AUTHOR=Henriquez Maria , Sumner Jacob , Faherty Mallory , Sell Timothy , Bent Brinnae TITLE=Machine Learning to Predict Lower Extremity Musculoskeletal Injury Risk in Student Athletes JOURNAL=Frontiers in Sports and Active Living VOLUME=2 YEAR=2020 URL=https://www.frontiersin.org/journals/sports-and-active-living/articles/10.3389/fspor.2020.576655 DOI=10.3389/fspor.2020.576655 ISSN=2624-9367 ABSTRACT=

Injury rates in student athletes are high and often unpredictable. Injury risk factors are not agreed upon and often not validated. Here, we present a random-forest machine learning methodology for identifying the most significant injury risk factors and develop a model of lower extremity musculoskeletal injury risk in student athletes with physical performance metrics spanning joint strength measured with force transducers, postural stability measured using a force plate, and flexibility, measured with a goniometer, combined with previous injury metrics and athlete demographics.

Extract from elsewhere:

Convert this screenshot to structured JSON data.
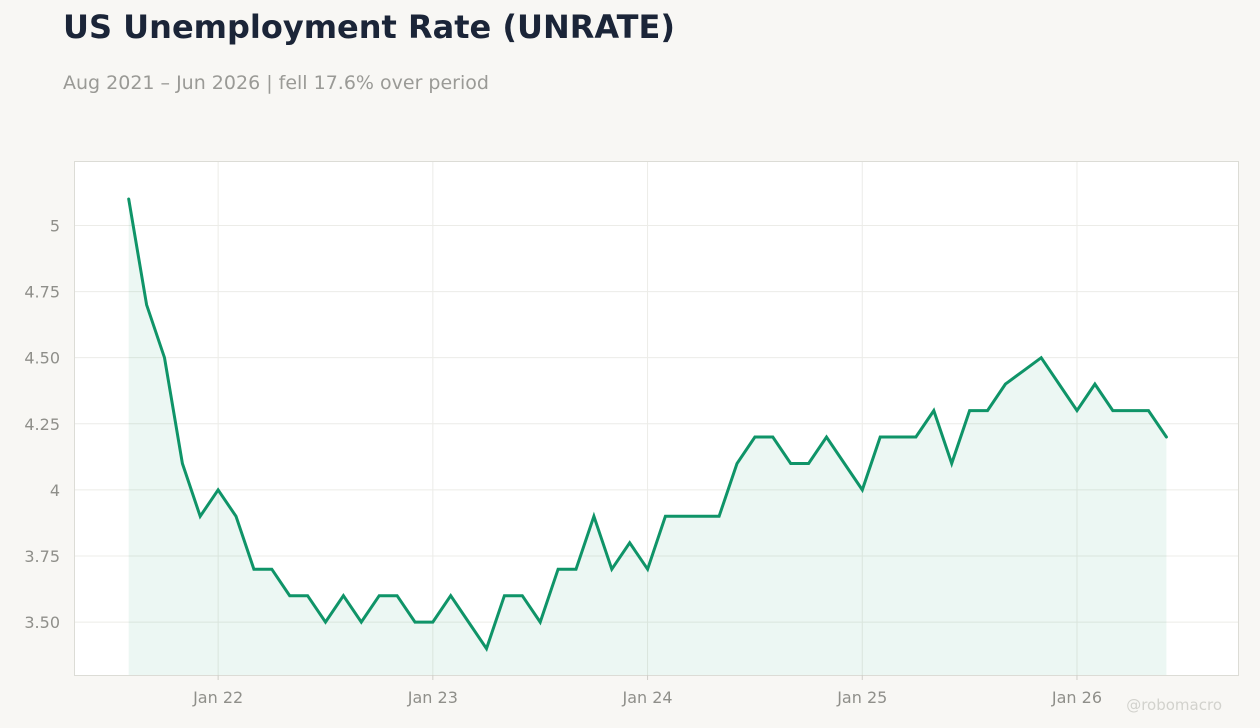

We tested our model in a population of 122 student athletes with performance metrics for the lower extremity musculoskeletal system and achieved an injury risk accuracy of 79% and identified significant injury risk factors, that could be used to increase accuracy of injury risk assessments, implement timely interventions, and decrease the number of career-ending or chronic injuries among student athletes.